Read:Facebook had a bad year? Not judging by its bottom line (http://www.marketwatch.com/story/facebook-had-a-bad-year-not-judging-by-its-bottom-line-2019-01-30)
If you put risks in buckets, you have China, world economic growth and interest rates and then regulatory scrutiny. Those are pretty important risk areas we have monitored.
MarketWatch: What actions have you taken while assessing these risks and opportunities from recent volatility?
Puglia: We have been active buyers of things like Boeing, UnitedHealth, Facebook and even Alphabet (GOOGL)(GOOGL) [Google's holding company]. We've been a net buyer of technology -- not so much in the semiconductor space, but more in software.
We have been buyers of health care too, including Stryker (SYK) and Anthem (ANTM).
MarketWatch: What do you avoid?
Puglia: We have been pretty clear for the life of the fund that we are not especially interested in industries that are deeply cyclical or fragmented, where most participants don't earn their cost of capital.
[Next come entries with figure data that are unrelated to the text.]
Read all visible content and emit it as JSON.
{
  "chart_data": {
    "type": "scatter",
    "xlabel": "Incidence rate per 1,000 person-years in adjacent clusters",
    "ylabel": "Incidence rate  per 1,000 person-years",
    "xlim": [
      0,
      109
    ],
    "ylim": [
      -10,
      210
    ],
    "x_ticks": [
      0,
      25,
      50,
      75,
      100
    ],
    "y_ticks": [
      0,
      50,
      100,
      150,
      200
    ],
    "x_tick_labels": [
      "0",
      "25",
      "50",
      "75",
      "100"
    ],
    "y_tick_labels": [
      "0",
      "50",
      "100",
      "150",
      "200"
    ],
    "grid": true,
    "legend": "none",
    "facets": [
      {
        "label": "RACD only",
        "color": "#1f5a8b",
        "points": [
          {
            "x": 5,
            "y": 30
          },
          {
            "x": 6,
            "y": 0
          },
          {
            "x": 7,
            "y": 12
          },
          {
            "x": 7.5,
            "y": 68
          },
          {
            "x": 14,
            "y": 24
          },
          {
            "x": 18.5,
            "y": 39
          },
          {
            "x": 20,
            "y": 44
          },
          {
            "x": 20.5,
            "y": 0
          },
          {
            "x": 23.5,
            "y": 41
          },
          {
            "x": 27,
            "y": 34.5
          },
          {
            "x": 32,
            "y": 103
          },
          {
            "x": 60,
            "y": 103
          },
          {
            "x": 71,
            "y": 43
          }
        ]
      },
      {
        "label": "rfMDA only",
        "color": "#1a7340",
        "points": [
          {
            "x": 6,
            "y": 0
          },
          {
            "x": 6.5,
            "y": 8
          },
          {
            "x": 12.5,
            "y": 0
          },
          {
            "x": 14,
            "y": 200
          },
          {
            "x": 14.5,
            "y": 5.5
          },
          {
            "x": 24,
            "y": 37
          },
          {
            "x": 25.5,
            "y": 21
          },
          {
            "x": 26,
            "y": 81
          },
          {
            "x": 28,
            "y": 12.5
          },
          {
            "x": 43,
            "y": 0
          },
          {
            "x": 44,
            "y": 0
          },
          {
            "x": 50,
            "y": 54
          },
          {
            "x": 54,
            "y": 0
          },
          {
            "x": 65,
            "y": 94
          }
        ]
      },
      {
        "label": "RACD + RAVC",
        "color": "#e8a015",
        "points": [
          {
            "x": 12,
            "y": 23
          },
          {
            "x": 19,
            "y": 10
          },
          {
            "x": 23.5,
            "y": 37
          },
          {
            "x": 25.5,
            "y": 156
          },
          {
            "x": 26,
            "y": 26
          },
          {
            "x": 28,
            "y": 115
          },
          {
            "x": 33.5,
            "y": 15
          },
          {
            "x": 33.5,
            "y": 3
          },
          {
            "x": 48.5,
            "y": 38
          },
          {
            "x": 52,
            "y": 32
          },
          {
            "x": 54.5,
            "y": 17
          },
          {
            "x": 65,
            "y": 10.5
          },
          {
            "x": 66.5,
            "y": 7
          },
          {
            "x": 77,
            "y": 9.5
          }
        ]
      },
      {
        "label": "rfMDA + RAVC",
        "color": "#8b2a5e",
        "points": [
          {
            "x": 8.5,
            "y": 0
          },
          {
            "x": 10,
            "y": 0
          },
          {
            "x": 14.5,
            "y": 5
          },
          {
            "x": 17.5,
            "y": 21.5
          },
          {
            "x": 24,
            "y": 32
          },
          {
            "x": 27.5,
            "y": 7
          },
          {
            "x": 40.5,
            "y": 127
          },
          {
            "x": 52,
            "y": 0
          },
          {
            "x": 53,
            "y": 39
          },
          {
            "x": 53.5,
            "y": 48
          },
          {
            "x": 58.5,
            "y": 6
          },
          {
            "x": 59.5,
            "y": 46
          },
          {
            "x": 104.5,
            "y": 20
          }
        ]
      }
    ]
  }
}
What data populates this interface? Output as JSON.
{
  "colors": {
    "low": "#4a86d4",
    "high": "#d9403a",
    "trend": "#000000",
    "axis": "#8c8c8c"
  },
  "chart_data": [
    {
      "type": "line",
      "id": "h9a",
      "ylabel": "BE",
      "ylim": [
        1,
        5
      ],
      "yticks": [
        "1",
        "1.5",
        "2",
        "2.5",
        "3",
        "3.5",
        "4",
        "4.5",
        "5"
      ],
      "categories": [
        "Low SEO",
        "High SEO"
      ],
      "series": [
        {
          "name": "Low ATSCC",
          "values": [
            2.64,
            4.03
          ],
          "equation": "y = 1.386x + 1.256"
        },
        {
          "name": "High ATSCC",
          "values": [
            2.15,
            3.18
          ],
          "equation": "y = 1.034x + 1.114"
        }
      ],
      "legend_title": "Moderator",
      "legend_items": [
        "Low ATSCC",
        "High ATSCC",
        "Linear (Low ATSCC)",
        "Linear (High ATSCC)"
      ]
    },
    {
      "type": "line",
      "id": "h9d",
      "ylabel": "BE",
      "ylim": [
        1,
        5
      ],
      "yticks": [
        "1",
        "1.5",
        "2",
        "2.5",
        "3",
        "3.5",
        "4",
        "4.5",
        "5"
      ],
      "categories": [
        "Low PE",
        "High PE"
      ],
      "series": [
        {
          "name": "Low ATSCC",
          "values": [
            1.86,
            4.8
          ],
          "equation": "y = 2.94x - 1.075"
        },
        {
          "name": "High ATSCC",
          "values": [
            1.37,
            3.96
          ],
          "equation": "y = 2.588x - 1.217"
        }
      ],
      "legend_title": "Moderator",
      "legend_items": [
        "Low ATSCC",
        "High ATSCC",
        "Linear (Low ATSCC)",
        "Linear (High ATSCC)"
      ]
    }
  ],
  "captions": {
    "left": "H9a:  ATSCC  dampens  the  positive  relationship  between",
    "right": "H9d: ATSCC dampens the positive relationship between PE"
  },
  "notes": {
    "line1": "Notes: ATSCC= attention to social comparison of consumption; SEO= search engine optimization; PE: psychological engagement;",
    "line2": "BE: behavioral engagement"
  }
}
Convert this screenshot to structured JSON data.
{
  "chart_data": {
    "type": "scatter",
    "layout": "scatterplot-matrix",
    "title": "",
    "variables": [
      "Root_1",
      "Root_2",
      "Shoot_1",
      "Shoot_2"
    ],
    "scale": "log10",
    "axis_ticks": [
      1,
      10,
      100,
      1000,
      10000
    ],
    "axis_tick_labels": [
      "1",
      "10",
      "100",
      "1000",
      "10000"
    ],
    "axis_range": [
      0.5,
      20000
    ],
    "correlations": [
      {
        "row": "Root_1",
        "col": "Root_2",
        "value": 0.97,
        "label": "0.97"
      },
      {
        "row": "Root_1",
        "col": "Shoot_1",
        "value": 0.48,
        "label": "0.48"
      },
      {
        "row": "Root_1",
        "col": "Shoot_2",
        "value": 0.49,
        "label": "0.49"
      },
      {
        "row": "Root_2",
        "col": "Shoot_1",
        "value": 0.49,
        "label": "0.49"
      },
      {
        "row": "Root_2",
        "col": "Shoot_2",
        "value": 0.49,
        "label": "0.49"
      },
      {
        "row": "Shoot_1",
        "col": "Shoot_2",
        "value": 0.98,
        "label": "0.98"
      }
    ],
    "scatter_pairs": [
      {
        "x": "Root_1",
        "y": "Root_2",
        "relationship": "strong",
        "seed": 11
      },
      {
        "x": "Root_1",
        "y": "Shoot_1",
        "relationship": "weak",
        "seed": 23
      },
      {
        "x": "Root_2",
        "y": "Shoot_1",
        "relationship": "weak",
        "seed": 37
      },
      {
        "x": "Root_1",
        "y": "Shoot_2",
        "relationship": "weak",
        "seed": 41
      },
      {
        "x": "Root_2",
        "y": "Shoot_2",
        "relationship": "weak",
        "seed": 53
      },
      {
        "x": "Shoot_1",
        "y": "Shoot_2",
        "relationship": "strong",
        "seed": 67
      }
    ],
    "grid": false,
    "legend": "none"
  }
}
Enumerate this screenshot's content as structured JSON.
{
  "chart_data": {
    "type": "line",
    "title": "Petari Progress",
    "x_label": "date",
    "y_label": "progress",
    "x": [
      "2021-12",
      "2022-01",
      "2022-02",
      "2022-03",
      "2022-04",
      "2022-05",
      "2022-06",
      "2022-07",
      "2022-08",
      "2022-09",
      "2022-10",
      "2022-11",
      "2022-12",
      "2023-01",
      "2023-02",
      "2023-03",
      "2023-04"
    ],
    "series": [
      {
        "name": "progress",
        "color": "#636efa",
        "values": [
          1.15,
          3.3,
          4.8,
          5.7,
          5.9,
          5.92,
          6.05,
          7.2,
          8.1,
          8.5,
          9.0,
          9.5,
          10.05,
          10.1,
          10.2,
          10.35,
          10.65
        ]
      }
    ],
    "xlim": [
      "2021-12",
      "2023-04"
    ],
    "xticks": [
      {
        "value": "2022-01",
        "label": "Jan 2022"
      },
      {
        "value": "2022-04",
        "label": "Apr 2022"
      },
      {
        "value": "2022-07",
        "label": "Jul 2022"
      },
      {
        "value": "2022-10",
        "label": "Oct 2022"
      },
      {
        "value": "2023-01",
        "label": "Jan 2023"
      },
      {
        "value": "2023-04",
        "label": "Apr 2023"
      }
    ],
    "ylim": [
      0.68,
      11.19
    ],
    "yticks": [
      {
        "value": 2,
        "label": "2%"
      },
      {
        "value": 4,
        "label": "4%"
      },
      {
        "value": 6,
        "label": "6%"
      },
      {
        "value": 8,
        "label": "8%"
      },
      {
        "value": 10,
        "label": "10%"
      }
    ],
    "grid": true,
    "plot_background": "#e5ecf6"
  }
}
We are very supportive of Michael Porter's work on sustainable competitive advantages.
You look for industries and then companies with high barriers to entry. It is very difficult to manufacture aircraft, for example. Another example is cloud processing, including Amazon Web Services. We think there are high barriers to entering that business.
The companies have built so much scale, it will be very difficult for others to compete with Amazon Web Services or Microsoft's Azure.
We look for companies with power in relations with suppliers or customers. I would argue a company like Amazon has developed a good amount of power with suppliers and customers.
MarketWatch: What about Apple -- are you still holding the stock?
Puglia: Yes, but I am not as enthusiastic about it as I am about other names we have discussed. We had owned Apple in great size. At one time it was more than 10% of the fund, but we are not as enamored with it at this time.